Microsoft Corp. (NASDAQ:MSFT) shares came under heavy pressure after its latest earnings release, with Microsoft closing down 10% on Thursday and wiping roughly $357 billion from its market value in a single session. The move marked the second-largest one-day valuation decline on record, trailing only last year’s selloff in Nvidia following the launch of DeepSeek’s lower-cost AI model. Investors reacted to results that underscored record investment in artificial intelligence at a time when growth at Microsoft’s core Azure cloud business slowed from the prior quarter, raising questions about near-term returns on that spending.
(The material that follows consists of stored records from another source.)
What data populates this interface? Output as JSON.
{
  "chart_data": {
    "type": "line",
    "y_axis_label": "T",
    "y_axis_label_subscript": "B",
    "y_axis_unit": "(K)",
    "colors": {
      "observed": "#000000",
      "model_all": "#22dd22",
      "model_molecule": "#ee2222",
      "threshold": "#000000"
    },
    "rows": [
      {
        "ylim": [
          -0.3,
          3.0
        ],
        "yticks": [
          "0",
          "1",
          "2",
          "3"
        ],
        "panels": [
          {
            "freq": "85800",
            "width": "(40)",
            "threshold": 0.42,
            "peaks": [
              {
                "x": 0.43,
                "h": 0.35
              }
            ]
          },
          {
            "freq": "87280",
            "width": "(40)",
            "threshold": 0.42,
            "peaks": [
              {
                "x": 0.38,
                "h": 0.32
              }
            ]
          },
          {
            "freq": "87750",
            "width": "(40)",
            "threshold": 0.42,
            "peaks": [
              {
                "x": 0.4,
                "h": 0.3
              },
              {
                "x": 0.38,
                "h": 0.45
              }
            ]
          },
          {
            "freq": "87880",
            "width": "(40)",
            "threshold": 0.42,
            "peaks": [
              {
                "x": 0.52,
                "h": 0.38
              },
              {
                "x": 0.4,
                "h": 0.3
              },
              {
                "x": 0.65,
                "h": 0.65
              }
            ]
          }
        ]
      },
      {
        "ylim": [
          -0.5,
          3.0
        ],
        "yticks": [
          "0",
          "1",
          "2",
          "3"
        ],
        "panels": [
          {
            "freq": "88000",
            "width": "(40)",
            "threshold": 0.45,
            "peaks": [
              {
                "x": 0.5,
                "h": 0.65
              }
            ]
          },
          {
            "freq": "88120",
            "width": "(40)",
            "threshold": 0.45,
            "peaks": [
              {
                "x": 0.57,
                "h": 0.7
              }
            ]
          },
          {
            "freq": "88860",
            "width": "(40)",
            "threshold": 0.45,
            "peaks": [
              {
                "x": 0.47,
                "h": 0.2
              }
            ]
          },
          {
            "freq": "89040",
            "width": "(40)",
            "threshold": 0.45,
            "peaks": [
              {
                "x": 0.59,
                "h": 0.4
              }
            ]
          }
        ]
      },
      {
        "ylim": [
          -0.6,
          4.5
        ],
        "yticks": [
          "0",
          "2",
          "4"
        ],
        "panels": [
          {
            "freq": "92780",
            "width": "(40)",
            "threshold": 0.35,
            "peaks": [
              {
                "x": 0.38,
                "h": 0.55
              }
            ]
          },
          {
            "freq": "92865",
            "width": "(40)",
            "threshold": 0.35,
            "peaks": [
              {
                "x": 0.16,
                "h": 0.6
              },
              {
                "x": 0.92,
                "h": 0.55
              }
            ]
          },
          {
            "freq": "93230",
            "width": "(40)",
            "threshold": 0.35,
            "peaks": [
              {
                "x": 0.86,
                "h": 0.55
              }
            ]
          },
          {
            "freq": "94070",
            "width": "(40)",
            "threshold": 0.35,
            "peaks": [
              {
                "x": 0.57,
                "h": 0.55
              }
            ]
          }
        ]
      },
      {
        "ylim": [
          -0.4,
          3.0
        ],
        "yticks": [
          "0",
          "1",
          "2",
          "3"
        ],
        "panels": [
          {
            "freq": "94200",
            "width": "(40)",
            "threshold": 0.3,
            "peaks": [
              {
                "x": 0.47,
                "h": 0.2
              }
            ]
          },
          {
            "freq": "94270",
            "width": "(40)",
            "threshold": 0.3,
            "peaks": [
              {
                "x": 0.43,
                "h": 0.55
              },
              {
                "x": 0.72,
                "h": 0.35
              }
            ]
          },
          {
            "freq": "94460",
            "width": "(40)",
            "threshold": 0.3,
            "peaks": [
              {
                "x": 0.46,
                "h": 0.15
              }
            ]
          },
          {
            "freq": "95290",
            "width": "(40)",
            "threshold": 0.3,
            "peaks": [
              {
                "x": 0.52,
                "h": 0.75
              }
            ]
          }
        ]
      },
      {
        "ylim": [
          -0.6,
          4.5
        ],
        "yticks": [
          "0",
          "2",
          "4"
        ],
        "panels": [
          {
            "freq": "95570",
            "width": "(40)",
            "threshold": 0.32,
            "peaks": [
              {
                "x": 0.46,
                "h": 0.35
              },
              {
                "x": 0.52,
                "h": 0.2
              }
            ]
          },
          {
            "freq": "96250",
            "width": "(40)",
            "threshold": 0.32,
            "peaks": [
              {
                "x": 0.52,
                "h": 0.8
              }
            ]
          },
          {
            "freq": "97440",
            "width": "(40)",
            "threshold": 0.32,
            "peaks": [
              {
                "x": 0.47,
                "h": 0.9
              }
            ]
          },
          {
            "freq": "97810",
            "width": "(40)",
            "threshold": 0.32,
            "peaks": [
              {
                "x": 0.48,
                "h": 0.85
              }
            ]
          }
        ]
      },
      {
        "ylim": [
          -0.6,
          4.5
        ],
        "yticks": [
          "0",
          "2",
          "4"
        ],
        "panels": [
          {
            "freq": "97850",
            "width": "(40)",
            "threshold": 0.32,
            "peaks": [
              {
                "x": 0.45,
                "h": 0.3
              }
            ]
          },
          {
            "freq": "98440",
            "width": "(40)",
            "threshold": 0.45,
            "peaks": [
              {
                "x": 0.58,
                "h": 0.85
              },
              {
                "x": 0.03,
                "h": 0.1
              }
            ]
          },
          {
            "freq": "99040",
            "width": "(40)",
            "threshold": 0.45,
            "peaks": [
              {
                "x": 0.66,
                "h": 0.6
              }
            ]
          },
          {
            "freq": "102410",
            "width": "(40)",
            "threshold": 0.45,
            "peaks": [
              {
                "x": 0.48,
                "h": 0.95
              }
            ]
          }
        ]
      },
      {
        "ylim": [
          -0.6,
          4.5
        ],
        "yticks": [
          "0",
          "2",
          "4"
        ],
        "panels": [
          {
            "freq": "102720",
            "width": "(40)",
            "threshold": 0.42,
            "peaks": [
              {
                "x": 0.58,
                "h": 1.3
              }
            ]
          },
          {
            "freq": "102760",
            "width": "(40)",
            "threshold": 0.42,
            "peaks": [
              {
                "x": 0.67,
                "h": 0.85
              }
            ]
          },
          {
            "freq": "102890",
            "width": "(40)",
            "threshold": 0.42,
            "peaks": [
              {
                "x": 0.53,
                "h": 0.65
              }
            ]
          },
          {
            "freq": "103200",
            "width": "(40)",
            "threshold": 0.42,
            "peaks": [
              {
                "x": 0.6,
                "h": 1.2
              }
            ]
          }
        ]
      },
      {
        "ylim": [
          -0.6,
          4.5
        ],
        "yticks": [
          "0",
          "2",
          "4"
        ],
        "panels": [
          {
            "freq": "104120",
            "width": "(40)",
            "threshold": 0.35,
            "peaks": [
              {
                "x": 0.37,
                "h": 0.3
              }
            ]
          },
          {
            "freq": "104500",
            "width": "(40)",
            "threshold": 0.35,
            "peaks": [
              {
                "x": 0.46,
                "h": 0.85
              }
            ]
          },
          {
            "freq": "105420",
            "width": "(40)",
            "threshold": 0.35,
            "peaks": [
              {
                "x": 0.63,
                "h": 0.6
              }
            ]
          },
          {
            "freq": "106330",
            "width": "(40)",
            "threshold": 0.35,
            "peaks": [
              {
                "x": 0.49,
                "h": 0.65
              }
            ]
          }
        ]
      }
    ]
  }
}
The weakness spilled across the broader technology complex during the session. Alphabet (NASDAQ:GOOG) and Nvidia (NASDAQ:NVDA) each lost more than $100 billion in market value at one point before Alphabet recovered to finish up 0.7%, while Amazon ended the day down 0.5%. The reaction reflects growing skepticism among investors that the hundreds of billions of dollars being deployed by Big Tech into AI infrastructure will necessarily translate into proportionate earnings growth in the near term.
Microsoft’s earnings showed capital expenditures rose 66% year over year to a record $37.5 billion, reinforcing concerns around return on investment as Azure growth moderated. Matthew Maley, chief market strategist at Miller Tabak + Co., said the results could prompt investors to reassess Microsoft’s valuation relative to historical levels. The selloff ranks among the company’s worst days since its 1986 IPO, with only a handful of larger declines during events such as Black Monday in 1987, the dot-com bust, and the height of the Covid-19-driven market selloff in 2020.